Bad bitch points are awarded as follows:

  • Varys delivering an extremely sassy speech about serving the people. +19.
  • Missandei correcting Dany’s High Valerian was Extremely Bold, and I, for one, applaud her. +7.
  • The prophecy that hinges on a gender-based misinterpretation of the word “man” or “prince” has been old since Macbeth, but we will give Dany, like, two points for her “I am not a prince” chat purely out of feminist obligation. +2.
  • Cersei having to resort to racist rhetoric to try and persuade her own soldiers to fight for her. This is a weak look, Cersei. -13.
  • Samwell just casually chatting back to his Maester on ancient medicine even though he’s been there for like, a week, and has read a total of one (1) book on greyscale. +5. He seems pretty wrong, but we’re giving points for sheer audacity.
  • Cersei thinking she can destroy Dany’s dragon army with one (1) big crossbow. -15. Harold, they’re dragons.
  • “I’ve known a great many clever men. I’ve outlived them all. You know why? I ignored them.” Olenna is the queen of my LIFE. +71 for this one (1) comment.
  • Grey Worm taking a risk and being (literally) naked around someone he loves. +33. He’s cool with rabid dogs, dizzying heights and tumultuous oceans, but clearly this was really scary for him. It’s important and good to be vulnerable!! All the pats on the back for Grey Worm.

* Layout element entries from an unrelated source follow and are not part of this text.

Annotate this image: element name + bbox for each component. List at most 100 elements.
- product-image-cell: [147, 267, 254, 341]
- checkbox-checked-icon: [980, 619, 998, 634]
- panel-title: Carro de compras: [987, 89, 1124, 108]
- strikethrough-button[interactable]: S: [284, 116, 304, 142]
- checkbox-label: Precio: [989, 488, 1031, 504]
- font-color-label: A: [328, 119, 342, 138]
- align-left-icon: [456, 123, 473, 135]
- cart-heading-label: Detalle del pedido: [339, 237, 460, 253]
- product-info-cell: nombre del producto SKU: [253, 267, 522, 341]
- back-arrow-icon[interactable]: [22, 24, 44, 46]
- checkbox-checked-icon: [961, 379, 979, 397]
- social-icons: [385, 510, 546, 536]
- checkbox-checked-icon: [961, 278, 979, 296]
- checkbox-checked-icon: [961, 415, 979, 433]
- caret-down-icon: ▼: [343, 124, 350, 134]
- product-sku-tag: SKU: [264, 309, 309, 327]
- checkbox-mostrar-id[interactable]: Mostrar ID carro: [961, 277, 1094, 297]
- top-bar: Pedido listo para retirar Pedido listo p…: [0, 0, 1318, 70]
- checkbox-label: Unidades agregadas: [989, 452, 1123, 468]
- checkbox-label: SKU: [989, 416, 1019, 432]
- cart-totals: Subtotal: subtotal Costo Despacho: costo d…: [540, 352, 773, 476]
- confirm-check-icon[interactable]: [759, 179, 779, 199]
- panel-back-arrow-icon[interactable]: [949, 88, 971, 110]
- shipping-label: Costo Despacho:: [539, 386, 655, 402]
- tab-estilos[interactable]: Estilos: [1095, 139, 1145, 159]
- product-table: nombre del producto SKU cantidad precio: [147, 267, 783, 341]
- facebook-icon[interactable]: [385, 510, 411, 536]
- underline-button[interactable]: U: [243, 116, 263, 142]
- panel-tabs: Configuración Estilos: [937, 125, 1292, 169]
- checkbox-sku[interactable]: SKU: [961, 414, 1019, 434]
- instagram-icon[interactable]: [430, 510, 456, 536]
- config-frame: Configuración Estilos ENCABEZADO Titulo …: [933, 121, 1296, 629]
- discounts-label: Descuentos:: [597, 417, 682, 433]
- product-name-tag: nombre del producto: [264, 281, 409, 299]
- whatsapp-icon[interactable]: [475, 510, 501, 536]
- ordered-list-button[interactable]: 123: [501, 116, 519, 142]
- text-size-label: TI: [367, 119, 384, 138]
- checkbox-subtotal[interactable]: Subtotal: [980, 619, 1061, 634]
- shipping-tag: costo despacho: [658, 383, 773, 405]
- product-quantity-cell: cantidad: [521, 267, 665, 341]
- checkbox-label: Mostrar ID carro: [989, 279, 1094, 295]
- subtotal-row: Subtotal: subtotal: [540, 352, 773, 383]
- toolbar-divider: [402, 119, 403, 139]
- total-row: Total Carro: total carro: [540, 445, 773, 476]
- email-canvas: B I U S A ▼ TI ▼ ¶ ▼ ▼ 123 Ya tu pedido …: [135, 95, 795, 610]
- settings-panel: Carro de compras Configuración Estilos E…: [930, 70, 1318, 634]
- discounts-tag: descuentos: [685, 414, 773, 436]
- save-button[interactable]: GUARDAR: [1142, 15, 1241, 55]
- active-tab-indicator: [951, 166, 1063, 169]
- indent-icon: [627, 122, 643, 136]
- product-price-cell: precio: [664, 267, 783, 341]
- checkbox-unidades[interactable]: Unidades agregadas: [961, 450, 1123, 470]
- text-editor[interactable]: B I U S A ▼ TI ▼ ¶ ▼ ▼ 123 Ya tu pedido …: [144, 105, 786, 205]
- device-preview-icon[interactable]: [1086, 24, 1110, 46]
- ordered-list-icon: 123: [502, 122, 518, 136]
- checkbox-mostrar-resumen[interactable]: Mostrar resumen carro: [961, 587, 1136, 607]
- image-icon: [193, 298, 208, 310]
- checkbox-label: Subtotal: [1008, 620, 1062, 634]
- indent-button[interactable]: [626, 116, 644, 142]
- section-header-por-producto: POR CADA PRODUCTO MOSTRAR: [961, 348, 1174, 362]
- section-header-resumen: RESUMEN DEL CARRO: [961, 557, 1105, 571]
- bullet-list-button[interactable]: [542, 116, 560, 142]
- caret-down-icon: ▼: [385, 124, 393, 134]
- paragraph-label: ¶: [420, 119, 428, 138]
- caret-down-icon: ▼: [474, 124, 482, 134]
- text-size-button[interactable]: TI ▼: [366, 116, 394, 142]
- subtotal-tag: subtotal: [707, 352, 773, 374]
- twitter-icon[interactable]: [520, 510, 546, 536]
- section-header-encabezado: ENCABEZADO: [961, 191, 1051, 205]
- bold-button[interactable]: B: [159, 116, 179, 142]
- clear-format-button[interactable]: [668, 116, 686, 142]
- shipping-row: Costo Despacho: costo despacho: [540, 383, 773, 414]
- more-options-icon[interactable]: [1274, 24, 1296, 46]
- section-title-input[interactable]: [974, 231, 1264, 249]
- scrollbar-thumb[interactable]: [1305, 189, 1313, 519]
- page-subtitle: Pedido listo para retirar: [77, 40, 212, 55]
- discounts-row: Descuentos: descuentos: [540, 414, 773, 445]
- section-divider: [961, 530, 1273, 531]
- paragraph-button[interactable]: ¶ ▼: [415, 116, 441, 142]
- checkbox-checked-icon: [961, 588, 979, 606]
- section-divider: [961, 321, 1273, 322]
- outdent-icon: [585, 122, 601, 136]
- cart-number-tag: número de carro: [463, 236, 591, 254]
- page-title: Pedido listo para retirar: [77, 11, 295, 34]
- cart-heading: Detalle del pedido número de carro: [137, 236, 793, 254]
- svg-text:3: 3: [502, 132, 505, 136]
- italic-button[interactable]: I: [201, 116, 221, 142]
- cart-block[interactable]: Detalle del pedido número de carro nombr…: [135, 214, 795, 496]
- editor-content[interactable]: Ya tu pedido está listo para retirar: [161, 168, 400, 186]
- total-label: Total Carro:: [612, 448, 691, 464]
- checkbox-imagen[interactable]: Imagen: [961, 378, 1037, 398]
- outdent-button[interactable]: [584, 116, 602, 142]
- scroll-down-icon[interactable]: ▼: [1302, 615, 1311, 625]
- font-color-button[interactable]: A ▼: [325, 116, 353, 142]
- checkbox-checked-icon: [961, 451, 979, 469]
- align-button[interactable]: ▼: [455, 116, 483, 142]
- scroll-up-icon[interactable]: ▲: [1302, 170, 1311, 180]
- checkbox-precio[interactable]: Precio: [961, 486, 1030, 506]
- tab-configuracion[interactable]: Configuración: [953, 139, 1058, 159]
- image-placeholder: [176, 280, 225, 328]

He really did that.
  • Sam just fully going for it and chopping off all of Jorah’s skin (even though he literally… just read a book that said dragonglass can cure greyscale??). +14. What is this bold motherfucker doing.
  • Jorah letting him. +11.
  • “You’ve been making pies?” “One or two.” Blatant fan service from psycho killer Arya, but I fully loved it. +25.
  • Jon making Sansa temporary Queen in the North. +7.
  • Sansa – queen of my heart and now Queen in the North!!! +17.
  • Jon choking Littlefinger for perving over Sansa. +19. This would just be weird and patriarchal, but Littlefinger is an unholy cunt and Sansa has been horrifically abused by 60 per cent of the men who have ever touched her.
  • Nymeria staring down the woman who once possessed her in a delicious reversal of fortune. +13. Yes, she’s a wolf but she did not consent to being owned by a strangely aggressive child.
  • Euron had a big win. So, regrettably, +10.

​That means this week’s bad bitch is Olenna Tyrell, because who even comes close? This week’s loser is Cersei. But, as always, with the caveat that when Cersei is really losing – she strikes hard. Plus, Qyburn’s comment about the dragon skeletons under King’s Landing, “Curious that King Robert did not have them destroyed”, coupled with his previous penchant for re-animated dead bodies, makes me nervous, and worry that – in light of Cersei’s lack of heir – we’re moving towards a Cersei-Qyburn-White Walkers alliance. So do watch out.

Anna Leszkiewicz is a pop culture writer at the New Statesman.